The Anzio beach-head fiasco held up our departure, but the delay gave us a month to pack. When a hospital is on the move, the paymaster becomes adjutant and I was bequeathed the task of getting the staff and more than 90 tons of equipment from North Africa to Italy.

We embarked on the hospital ship Dorchester and, though the voyage was short, enjoyed the hospital beds, good meals and the sights, such as the Isle of Capri and Mount Vesuvius. Steaming into Naples, we looked upon a conglomeration of sunken ships, destroyed docks and bombed-out buildings. We disembarked, the nurses travelling in troop-carriers, the rest of us in trucks. The hospital registrar and I, being last, enjoyed the front seat of an ambulance.
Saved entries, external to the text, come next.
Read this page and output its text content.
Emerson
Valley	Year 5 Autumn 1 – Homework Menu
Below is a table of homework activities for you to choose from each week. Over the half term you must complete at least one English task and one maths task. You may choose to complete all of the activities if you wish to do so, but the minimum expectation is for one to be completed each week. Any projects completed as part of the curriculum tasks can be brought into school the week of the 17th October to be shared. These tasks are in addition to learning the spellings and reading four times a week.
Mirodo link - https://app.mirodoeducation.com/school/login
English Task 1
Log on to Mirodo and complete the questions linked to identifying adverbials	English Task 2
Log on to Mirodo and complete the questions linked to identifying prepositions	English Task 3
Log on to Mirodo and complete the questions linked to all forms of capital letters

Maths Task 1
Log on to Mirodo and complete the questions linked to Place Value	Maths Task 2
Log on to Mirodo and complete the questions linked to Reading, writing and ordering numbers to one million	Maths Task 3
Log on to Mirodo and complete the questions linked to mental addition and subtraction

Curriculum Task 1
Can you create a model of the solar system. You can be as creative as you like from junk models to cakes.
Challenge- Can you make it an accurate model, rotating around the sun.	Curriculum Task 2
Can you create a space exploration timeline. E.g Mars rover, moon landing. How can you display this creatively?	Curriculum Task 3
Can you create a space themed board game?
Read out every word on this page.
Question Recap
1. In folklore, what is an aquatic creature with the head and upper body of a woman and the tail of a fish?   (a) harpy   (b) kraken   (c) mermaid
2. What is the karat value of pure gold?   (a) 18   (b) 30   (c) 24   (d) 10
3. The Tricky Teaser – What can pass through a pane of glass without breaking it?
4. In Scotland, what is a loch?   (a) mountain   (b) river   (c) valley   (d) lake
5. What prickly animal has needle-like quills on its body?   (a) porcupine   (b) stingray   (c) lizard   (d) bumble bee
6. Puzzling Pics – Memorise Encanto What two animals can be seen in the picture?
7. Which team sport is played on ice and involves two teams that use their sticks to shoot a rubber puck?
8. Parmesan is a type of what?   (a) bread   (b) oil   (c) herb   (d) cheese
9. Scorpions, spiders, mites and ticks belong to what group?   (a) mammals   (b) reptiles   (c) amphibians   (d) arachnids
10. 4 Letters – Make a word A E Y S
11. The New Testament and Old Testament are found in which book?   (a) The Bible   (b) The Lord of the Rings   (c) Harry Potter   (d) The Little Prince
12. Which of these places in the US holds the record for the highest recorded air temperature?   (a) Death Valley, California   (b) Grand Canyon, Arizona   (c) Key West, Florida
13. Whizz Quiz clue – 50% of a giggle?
Upon arriving at our new site, the first thing was to unlimber the old mess tin and line up for dinner. The officers ate at one end of the kitchen, noisier than a boiler factory.

Our hospital building had been an Italian cadet school, but the Germans had ripped out the plumbing and electrical installations and the Italians had taken most of the windows and doors. But the engineers had been at work making the place habitable and we were soon ready to install our equipment. All the difficulties were forgotten in the arrival of mail, the first we had received in well over a month. I got 60 pieces.

Within two days we admitted 150 patients, though we still had less than half our equipment from the ship. As long as the doctors and nurses had a bed to put a soldier in, they looked after him. I happily relinquished my post as adjutant and began paying everybody in new British military lire notes instead of tattered Algerian French francs.

Things soon settled down and the hospital filled to capacity. Then came the gory results of Cassino. Casualties came by train, plane and ambulance direct from the forward areas. Walking patients were moved to a convalescent area because their beds were needed for the more seriously wounded. The operating-room, with four tables, went into 24-hour operation. All staff carried on their regular routines during the day and did different jobs at night. For instance, my sergeant and I worked nights in the operating-room, doing tasks the surgeons assigned. The doctors and nurses snatched a few hours sleep when they could. Their untiring care kept the mortality rate low.

In September, 1944, I was transferred to 5 Gen. Hospital in Rome. This hospital, from Winnipeg–15 was from Toronto–was quartered in the Italian military college, a 10-minute walk from St. Peter’s Basilica.

I became sick in mid-December and was admitted to my own hospital. I can testify the care was excellent. I was subsequently transferred back to my old home at 15 where I spent my last Christmas in the army. I was evacuated to England and recovered from hepatitis at the Canadian hospital at Horley, Sussex, where the nursing sisters always wore blue uniforms with white veils and cuffs.